La cérémonie a été regardée à la télévision à peu près partout dans le monde et une fois encore, la fascination fut totale ou presque devant ces fastes exotiques, ces rites surannés (du latin... Mon Dieu!) ou des symboles devenus, pour beaucoup étranges, ponctués de célestes musiques parfois très anciennes tombées du jubé ou provenant du choeur: c'était probablement la première fois qu'on entendait la douce et planante polyphonie de William Byrd (XVIe siècle) ou la vieille hymne grégorienne de l'Esprit Saint composée par le moine Raban Maur (VIIIe siècle) sur les grandes chaînes françaises d'information.
Parmi les musiques jouées à l'occasion du sacre et couronnement du roi Charles III d'Angleterre, on vous propose de réécouter, ci-après, ce magnifique Te Deum composé par William Walton à l'occasion du couronnement d'Edouard VII en 1907 ici interprété par la musique de l'abbaye de Westminster:
L'onction du roi revêtu d'une simple tunique de lin qui est le moment le plus sacré et le plus secret de la cérémonie, s'est faite à l'abri des regards derrière trois paravents brodés pour l'occasion...
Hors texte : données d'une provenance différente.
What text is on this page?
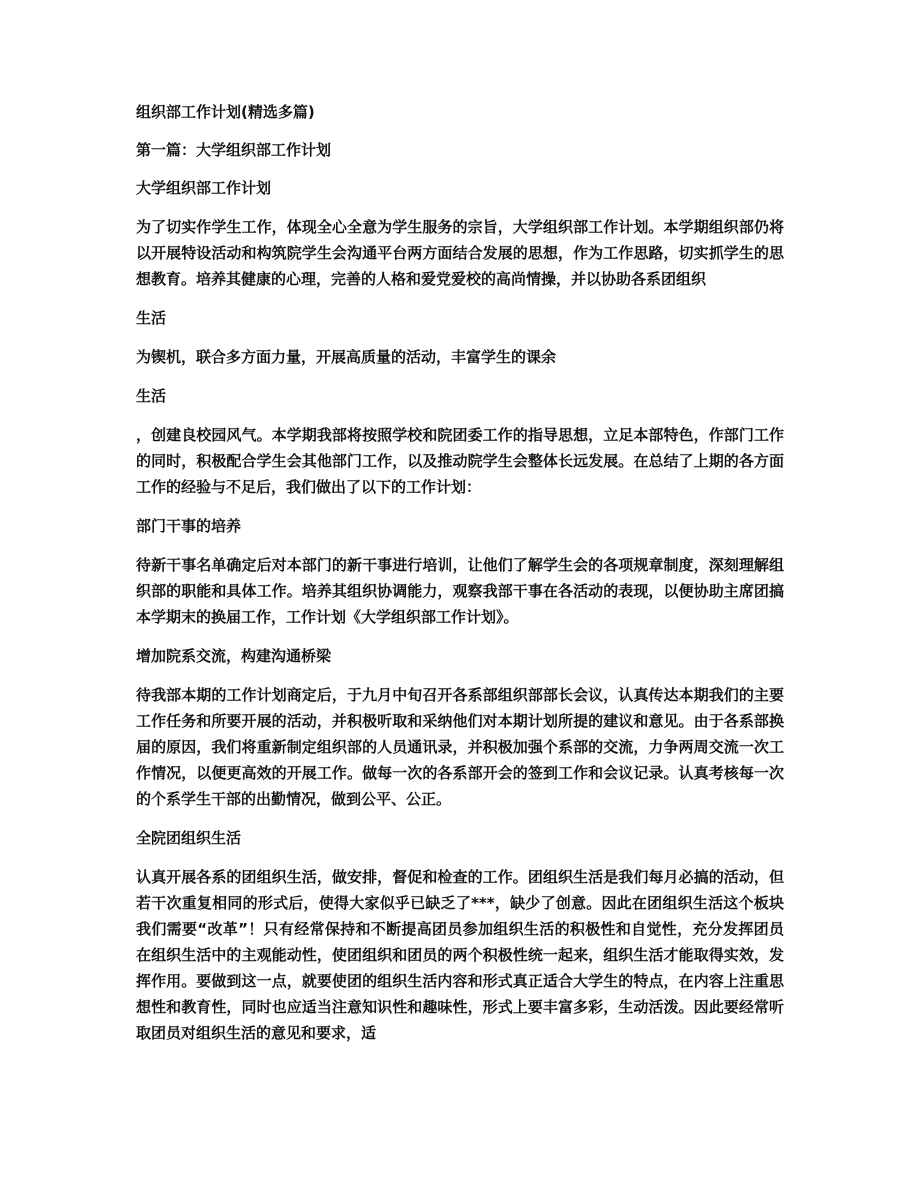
组织部工作计划(精选多篇)
第一篇：大学组织部工作计划
大学组织部工作计划
为了切实作学生工作，体现全心全意为学生服务的宗旨，大学组织部工作计划。本学期组织部仍将以开展特设活动和构筑院学生会沟通平台两方面结合发展的思想，作为工作思路，切实抓学生的思想教育。培养其健康的心理，完善的人格和爱党爱校的高尚情操，并以协助各系团组织
生活
为锲机，联合多方面力量，开展高质量的活动，丰富学生的课余
生活
，创建良校园风气。本学期我部将按照学校和院团委工作的指导思想，立足本部特色，作部门工作的同时，积极配合学生会其他部门工作，以及推动院学生会整体长远发展。在总结了上期的各方面工作的经验与不足后，我们做出了以下的工作计划：
部门干事的培养
待新干事名单确定后对本部门的新干事进行培训，让他们了解学生会的各项规章制度，深刻理解组织部的职能和具体工作。培养其组织协调能力，观察我部干事在各活动的表现，以便协助主席团搞本学期末的换届工作，工作计划《大学组织部工作计划》。
增加院系交流，构建沟通桥梁
待我部本期的工作计划商定后，于九月中旬召开各系部组织部部长会议，认真传达本期我们的主要工作任务和所要开展的活动，并积极听取和采纳他们对本期计划所提的建议和意见。由于各系部换届的原因，我们将重新制定组织部的人员通讯录，并积极加强个系部的交流，力争两周交流一次工作情况，以便更高效的开展工作。做每一次的各系部开会的签到工作和会议记录。认真考核每一次的个系学生干部的出勤情况，做到公平、公正。
全院团组织生活
认真开展各系的团组织生活，做安排，督促和检查的工作。团组织生活是我们每月必搞的活动，但若干次重复相同的形式后，使得大家似乎已缺乏了***，缺少了创意。因此在团组织生活这个板块我们需要“改革”！只有经常保持和不断提高团员参加组织生活的积极性和自觉性，充分发挥团员在组织生活中的主观能动性，使团组织和团员的两个积极性统一起来，组织生活才能取得实效，发挥作用。要做到这一点，就要使团的组织生活内容和形式真正适合大学生的特点，在内容上注重思想性和教育性，同时也应适当注意知识性和趣味性，形式上要丰富多彩，生动活泼。因此要经常听取团员对组织生活的意见和要求，适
Voilà donc pour ce 6 mai 2023, jour historique pour l'Angleterre et les autres nations du Royaume-uni et du Commonwealth n'en déplaisent à quelques grincheux antimonarchistes ultraminoritaires qui se proposent d'abattre une institution millénaire sans pouvoir imaginer la remplacer par autre chose qui lui serait supérieur...
Les Français n'ont pas été les derniers à regarder, fort nombreux, cette cérémonie venue d'outre-manche et, il faut bien le dire, que seule une finale de football ou de rugby avec les Bleus sur la pelouse du Stade de France pourrait réunir davantage nos compatriotes devant les écrans: certainement pas les allocutions de notre président de la République plus que jamais évanescent en terme de présence réelle voire d'incarnation du "double corps du roi" pour reprendre la formule célèbre de l'historien Ernst Kantorowicz. A la rigueur, la traditionnelle retransmission en direct du défilé militaire du 14 juillet sur les Champs-Elysées pourrait prétendre, à peine, à quelques comparaisons.
Comparaisons entre France et Angleterre que nous autres Normands avons pris l'habitude de faire chaque année lors des commémorations du Six juin 1944 avec, sur les pelouses fleuries des cimetières normands, des liturgies militaires et religieuses anglaises réglées au millimètre pour des moments d'émotion et de grâce alliant toujours la simplicité à la noblesse...
Le secret des Anglais? C'est qu'ils n'ont rien oublié...
Il faut bien le dire, notre République française, 5ème du nom a bien du mal avec les cérémonies officielles, le rituel, la liturgie, la symbolique, voire une certaine beauté faisant frémir et élever les âmes individuelles: quand nos huiles officielles s'y risquent, c'est vite ennuyeux, emprunté, maladroit ou ridicule... A la rigueur, seuls nos militaires ont su garder ce savoir-faire qui confine à la transcendance sinon à l'au-delà puisqu'ils sont engagés contractuellement à servir notre intérêt national au prix de leur sang jusqu'à la mort.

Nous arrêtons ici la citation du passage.